As far as Apple is concerned, here are the top stories that drove the shares-

Starts Paying Irish Tax

Ireland’s Finance Minister Paschal Donohoe has said that Apple has deposited 1.5 billion euros (1.3 billion pounds) into the escrow account named for the purpose in lieu of taxes that both Apple and the Irish government are appealing. In August 2016, the European Commission adjudged that the tax concessions the country granted Apple were illegal and that Apple therefore owed back taxes to the tune of 13 billion euros.

Smaller countries usually offer these concessions to attract investment but the EC is of the opinion that the scale of the concessions provided weren’t justified by law and resulted in anticompetitive behavior that adversely impacted other European countries. In October, the EC threatened to take the two to the European Court of Justice for delayed recovery of dues.

HomePod Captures 6% Market Share

Strategy Analytics says that HomePod, Apple’s Siri-powered smart speaker, garnered a mere 6% share of the market in the first quarter, trailing Amazon’s (AMZN - Free Report) Alexa-powered Echo, which used its first mover advantage to pick up a 47% share and Alphabet’s (GOOGL - Free Report) Assistant-powered Google Home, which is rapidly gaining ground with a 27% share.

HomePod didn’t launch until February, so it was a partial quarter for the music-focused device. Apple has poached a Google engineer and is doubling down on Siri, which should generate desired results for the company.

At the same time, none of these companies sell their smart speakers in China, which is growing rapidly, so domestic players like Xiaomi and Alibaba (BABA - Free Report) are taking share of the global market, leading both Alphabet and Amazon to concede market share.

Bernstein on Apple Services Business

Apple’s services business grew 18% in the last-reported quarter, lifting investor sentiments with respect to an otherwise non-exceptional quarter. However, Bernstein analyst Toni Sacconaghi feels that the strength in Apple’s Services business, which has a $12 billion annual revenue runrate, was mainly because of a renegotiated contract with Google to keep it as the default search engine. He says that second half growth will decelerate both on account of “tougher comps and as the licensing business laps its contract renegotiation with Google.”

“While we still doubt that Services can sustainably grow at 20%+ without new services offerings, we now see Apple as likely to hit its bogey of doubling Services to $49B by the end of FY20," he added.
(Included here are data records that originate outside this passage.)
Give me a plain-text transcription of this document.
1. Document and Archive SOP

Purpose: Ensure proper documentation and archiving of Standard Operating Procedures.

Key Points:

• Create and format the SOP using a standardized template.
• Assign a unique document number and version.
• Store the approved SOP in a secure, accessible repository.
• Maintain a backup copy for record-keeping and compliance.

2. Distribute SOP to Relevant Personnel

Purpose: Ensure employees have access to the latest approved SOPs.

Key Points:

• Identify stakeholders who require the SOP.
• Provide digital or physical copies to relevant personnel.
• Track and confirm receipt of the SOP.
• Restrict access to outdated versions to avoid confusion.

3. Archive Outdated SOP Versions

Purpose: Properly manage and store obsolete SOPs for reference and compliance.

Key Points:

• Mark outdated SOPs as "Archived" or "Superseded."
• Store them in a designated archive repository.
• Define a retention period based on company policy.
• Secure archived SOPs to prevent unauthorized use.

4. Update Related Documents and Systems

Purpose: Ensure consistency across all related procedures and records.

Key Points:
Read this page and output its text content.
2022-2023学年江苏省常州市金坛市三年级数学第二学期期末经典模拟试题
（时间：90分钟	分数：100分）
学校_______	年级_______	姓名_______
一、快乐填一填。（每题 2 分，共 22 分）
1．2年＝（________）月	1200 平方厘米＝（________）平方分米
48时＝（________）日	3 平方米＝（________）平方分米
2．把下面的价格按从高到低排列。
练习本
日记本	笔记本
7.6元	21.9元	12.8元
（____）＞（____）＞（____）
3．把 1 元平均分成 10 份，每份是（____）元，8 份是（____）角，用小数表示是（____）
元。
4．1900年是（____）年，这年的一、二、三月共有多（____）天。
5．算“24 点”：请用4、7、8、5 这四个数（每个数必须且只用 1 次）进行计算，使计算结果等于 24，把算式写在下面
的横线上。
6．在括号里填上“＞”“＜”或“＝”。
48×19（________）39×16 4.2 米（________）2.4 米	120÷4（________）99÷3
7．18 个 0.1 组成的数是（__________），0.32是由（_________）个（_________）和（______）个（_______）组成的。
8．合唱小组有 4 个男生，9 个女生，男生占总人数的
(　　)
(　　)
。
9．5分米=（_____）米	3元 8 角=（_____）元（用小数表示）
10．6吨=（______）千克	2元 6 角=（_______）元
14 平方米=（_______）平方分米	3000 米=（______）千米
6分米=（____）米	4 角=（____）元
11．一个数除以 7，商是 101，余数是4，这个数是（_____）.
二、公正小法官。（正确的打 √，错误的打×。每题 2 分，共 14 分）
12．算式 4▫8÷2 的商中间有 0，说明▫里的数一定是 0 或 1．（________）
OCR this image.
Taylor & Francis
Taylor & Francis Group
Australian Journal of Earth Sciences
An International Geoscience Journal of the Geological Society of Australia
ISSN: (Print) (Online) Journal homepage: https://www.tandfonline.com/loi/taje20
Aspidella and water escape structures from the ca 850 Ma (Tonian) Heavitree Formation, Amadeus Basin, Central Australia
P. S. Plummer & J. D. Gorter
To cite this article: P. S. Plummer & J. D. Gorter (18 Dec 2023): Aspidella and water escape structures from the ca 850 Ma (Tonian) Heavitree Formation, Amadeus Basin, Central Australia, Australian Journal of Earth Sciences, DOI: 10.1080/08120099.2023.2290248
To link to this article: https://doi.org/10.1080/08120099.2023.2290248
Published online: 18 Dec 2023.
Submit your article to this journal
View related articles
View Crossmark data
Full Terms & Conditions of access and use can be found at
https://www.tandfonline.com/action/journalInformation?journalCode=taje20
Still Fighting Samsung for $1 Billion

The two companies have been sparring over the amount of damages that Samsung needs to pay Apple for the infringement of three patents, including one about rounded corners. The patent office actually creates these problems by granting ridiculous patents (or maybe rounded corners were such a big breakthrough seven years ago that it was impossible for others to think it up on their own, so consumers should pay a premium for the feature).

Apple thinks it needs to be paid on the value of the entire phone while Samsung says the damages should be determined on the component value alone. So while Apple wants a billion dollars, Samsung is thinking maybe $28 million.